Il fixait les flammes vacillantes, muet de stupeur.

J'ai remarqué un vacillement dans son regard ; la pièce était silencieuse.

L'atmosphère devint soudainement tendue, me laissant sans voix. Je n'étais pas sûre que la fille dont parlait Lou Xiyue soit moi. La première partie semblait bien me concerner, et mon cœur s'emballa légèrement

; mais la seconde partie semblait parler de son amour d'enfance. Il y a souvent une scène dans les pièces de théâtre appelée transfert. Le transfert prend de nombreuses formes, la plus courante étant «

aime-moi, aime mon chien

».

Il y a une chose qui est vraiment insupportable : « Après son départ, tous ceux qui étaient tombés amoureux d'elle n'étaient plus que son ombre. »

Ce genre d'homme semble très affectueux, comme prisonnier de son ex et incapable de s'en détacher. Il voit des montagnes, des nuages, des montagnes, bref, tout comme cette magnifique montagne. Mais en réalité, il est incroyablement agaçant. Si on creuse un peu, on découvre qu'il pense probablement : « Je souffre, alors les autres ne peuvent pas être heureux non plus. »

J'ai analysé attentivement les paroles passées de Lou Xiyue et j'ai eu l'impression qu'il semblait... être tombé amoureux.

Ce n'est pas un cas isolé

; il rencontre beaucoup de filles et cherche toujours l'ombre de son amour d'enfance, peut-être dans un simple geste ou une expression. À cet égard, Lou Xiyue ressemble un peu au playboy typique des dramas, «

dévoué à une seule femme au fond, mais charmant et séducteur en apparence, laissant sa marque partout pour dissimuler son cœur blessé

». Son état d'esprit amoureux est du genre

: «

Combien de belles sœurs as-tu

? Pourquoi finissent-elles toutes par se marier dans les larmes

?

»

C'est vraiment inquiétant.

Alors que je réfléchissais encore, un bruit se fit entendre dans la pièce. J'ouvris les yeux et regardai dans sa direction. À travers les mailles de la clôture, je vis que le renard argenté à neuf queues était revenu. Il était toujours le même, recroquevillé sur lui-même, serrant sa flèche contre lui.

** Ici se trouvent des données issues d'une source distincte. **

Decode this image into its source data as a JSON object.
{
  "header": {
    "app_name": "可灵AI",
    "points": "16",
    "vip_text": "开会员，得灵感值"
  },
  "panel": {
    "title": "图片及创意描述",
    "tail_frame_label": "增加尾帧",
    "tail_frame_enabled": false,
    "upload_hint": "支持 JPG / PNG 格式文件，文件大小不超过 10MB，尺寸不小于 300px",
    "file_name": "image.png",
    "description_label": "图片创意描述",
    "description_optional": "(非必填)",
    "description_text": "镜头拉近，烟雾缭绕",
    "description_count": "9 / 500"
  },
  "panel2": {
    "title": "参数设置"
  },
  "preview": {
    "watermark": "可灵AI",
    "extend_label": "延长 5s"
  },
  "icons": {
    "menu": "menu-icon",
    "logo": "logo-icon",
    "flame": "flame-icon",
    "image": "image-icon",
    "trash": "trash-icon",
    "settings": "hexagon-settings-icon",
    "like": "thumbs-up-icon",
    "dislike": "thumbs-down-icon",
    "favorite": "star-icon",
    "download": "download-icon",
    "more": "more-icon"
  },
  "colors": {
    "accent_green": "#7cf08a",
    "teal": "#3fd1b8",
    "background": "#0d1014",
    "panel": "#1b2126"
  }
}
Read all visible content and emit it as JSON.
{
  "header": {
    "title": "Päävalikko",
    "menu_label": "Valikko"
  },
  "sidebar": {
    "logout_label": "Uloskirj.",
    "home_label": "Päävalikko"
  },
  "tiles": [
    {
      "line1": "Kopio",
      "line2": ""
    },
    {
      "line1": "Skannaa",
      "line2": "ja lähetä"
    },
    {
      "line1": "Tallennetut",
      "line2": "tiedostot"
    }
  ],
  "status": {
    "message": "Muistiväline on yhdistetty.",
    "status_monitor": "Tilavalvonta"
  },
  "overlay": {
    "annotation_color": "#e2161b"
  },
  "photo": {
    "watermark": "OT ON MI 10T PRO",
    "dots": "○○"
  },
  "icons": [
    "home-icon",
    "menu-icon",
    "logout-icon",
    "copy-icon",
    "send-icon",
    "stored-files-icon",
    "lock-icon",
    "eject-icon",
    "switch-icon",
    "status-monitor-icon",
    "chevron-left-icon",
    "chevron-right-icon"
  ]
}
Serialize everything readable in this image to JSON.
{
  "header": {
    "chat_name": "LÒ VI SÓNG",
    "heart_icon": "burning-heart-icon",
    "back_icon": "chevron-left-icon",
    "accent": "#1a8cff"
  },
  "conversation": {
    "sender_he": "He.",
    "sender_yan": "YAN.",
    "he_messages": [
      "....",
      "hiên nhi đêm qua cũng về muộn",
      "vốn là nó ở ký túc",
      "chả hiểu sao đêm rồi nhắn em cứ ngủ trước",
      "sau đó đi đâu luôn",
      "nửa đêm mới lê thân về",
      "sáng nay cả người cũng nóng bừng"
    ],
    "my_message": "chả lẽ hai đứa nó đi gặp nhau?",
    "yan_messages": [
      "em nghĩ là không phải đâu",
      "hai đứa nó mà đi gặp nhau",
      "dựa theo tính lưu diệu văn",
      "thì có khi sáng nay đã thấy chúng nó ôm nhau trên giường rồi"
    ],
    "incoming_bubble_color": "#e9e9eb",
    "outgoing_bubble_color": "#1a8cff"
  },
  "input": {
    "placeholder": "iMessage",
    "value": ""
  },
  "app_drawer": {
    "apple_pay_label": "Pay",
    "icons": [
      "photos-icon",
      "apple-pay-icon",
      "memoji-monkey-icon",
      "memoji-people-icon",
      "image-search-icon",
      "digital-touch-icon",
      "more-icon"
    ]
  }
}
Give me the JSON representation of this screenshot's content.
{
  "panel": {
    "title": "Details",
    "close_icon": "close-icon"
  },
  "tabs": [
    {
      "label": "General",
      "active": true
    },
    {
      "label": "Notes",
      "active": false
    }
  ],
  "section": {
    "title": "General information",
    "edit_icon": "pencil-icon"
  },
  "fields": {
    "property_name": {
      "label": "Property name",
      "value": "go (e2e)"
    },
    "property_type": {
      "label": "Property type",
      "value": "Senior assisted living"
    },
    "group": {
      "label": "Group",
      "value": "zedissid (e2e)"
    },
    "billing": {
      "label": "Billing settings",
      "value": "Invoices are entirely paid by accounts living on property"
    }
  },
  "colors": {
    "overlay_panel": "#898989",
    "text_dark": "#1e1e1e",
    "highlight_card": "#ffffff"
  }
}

J’ai caressé Lou Xiyue du museau et j’ai murmuré : « Ce petit renard est de retour. »

Lou Xiyue me déposa, me fit signe de me taire, s'écarta, prit un arc et une flèche, et visa le petit renard.

Le petit renard fixait Lou Xiyue d'un regard vide avec ses yeux sombres, blotti timidement sur le canapé, ne sachant comment l'esquiver.

Lou Xiyue plissa ses longs yeux, banda son arc au maximum et s'apprêtait à décocher la flèche.